Illumina sequencing reads were mapped to the P. falciparum 3D7 or P. vivax reference assemblies using BWA[38] with the “−q 5” and “ l 32” options. Base quality score recalibration and local realignment around microsatellites[11] was applied using GATK[39]. Custom Python scripts were used to filter out reads that did not span the entirety of a microsatellite interval in the genome. A final local realignment around microsatellite sequences, followed by indel (insertion/deletion) calling with standard hard filtering parameters was applied to using GATK, and accepted indels were converted into microsatellite length genotypes. Illumina-based microsatellite calls were validated by comparison with calls made by aligning the Sanger-sequence based Dd2 assembly (downloaded from http://www.broadinstitute.org/annotation/genome/plasmodium_falciparum_spp/Downloads.html) to the 3D7 reference assembly to generate a truth set of indels for genotyped microsatellites. Comparison of the Illumina-based calls to the Sanger calls indicates that our Illumina calling method exhibits a specificity of 100% and a sensitivity of 97%, on the basis of 81,569 AT dinucleotide microsatellites callable in both datasets. P values for evaluating the significance of the difference in microsatellite diversity between species were generating by resampling π values for each species 10,000 times and noting the frequency with which a difference in mean π occurred that was equal to or greater than the observed difference in mean π. The overall comparison of microsatellite diversity across motif unit sizes was performed using only microsatellites with eight or more repeat units given that, as previously observed for P. vivax[41], these longer microsatellites were observed to be more polymorphic in both species (Supplementary Fig. 5).
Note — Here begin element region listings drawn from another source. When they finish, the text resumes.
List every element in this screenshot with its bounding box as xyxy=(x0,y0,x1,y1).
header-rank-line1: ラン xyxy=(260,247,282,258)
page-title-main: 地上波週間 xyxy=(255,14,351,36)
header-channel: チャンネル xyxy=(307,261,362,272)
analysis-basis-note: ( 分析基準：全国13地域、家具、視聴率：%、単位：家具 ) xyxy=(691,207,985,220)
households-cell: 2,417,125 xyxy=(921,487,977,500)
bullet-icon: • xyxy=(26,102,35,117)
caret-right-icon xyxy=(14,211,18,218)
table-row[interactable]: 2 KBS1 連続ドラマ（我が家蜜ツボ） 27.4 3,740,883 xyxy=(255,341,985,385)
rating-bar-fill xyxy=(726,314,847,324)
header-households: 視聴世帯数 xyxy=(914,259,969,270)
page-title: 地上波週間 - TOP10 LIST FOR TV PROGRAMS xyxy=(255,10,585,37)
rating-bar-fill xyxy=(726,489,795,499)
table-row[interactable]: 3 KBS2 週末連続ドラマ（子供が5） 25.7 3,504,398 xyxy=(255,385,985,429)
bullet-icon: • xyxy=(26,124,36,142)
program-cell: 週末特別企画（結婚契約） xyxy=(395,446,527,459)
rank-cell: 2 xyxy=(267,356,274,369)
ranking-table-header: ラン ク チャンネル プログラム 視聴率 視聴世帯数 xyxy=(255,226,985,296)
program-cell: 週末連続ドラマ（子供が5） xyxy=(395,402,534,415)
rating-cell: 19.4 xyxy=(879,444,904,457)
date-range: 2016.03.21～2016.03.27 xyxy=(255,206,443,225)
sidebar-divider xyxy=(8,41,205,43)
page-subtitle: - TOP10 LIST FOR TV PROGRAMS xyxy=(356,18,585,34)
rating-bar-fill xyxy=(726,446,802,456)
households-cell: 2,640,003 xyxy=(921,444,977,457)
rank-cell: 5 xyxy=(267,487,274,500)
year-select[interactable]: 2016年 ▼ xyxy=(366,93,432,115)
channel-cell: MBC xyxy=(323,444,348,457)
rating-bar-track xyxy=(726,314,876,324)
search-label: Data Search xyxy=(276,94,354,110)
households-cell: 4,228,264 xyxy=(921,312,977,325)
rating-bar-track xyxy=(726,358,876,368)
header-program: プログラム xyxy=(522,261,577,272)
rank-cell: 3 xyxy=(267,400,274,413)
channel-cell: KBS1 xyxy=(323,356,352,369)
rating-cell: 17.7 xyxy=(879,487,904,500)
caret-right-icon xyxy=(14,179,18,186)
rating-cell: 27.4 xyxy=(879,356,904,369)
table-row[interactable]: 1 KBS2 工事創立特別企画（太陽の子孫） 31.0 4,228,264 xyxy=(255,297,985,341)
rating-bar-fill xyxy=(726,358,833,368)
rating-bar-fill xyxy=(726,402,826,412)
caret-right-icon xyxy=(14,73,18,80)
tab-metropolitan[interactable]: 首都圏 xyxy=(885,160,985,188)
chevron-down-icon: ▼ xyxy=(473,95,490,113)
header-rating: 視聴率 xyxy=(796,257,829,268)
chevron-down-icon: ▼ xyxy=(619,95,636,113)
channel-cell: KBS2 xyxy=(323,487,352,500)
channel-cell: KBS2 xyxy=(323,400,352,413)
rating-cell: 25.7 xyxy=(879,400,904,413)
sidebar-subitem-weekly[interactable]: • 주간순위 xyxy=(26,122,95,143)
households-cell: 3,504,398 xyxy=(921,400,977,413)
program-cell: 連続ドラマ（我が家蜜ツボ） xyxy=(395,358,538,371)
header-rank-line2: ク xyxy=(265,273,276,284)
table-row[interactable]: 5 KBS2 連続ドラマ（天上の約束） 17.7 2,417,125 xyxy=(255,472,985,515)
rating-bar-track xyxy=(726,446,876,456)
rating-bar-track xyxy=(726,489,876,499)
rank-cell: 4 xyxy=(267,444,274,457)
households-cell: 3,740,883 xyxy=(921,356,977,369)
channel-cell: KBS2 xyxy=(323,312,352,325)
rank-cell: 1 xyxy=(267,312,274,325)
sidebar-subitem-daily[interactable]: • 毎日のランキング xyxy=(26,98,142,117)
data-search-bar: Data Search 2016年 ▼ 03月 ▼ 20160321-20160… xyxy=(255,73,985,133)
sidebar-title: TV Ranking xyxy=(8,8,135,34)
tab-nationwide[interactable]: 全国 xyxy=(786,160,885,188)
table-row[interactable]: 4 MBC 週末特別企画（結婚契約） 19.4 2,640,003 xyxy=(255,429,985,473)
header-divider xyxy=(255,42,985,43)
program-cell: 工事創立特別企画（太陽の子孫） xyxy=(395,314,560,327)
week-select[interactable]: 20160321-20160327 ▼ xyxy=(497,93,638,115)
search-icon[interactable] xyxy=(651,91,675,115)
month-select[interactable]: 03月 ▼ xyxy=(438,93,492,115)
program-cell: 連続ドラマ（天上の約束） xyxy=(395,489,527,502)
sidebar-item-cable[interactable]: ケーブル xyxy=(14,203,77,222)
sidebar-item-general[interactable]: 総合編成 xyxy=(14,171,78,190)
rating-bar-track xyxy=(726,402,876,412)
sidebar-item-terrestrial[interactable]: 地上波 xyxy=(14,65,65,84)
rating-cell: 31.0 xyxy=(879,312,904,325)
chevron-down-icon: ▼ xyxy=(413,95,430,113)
Evolutionary analyses and TMRCA calculation

Mean pairwise diversity at all nucleotide sites (π), synonymous sites (πS), and nonsynonymous (πN) sites was calculated for each gene in the reference annotations for P. falciparum and P. vivax using the method described in Table 1 of Ina (1995)[42]. P. knowlesi orthologs were employed to calculate interspecific dN/dS ratios using PAML v4.5[43]. with sequences from the Salvador I isolate of P. vivax. A matrix of pairwise nucleotide distances between isolates (Supplementary Table 5) was constructed for each species using SNPs identified in fourfold-degenerate (4D) synonymous coding sites of genes with orthologs in each species. To control for differences in the nucleotide substitution profile between species and enable direct comparison of branch lengths, pairwise distances were normalized by empirical nucleotide transition matrices (Supplementary Table 6) constructed for each species by rooting 4D polymorphisms using an outgroup species (P. knowlesi for P. vivax, P. reichenowi for P. falciparum). Phylograms were constructed from pairwise distance matrices using the Neighbor-Joining method. The lower bound of the TMRCA was estimated for each species as the deepest pairwise divergence. SNP functional enrichment analyses were carried out using a Mann Whitney U test and the Z scores were interpreted using a Bonferroni correction for multiple testing.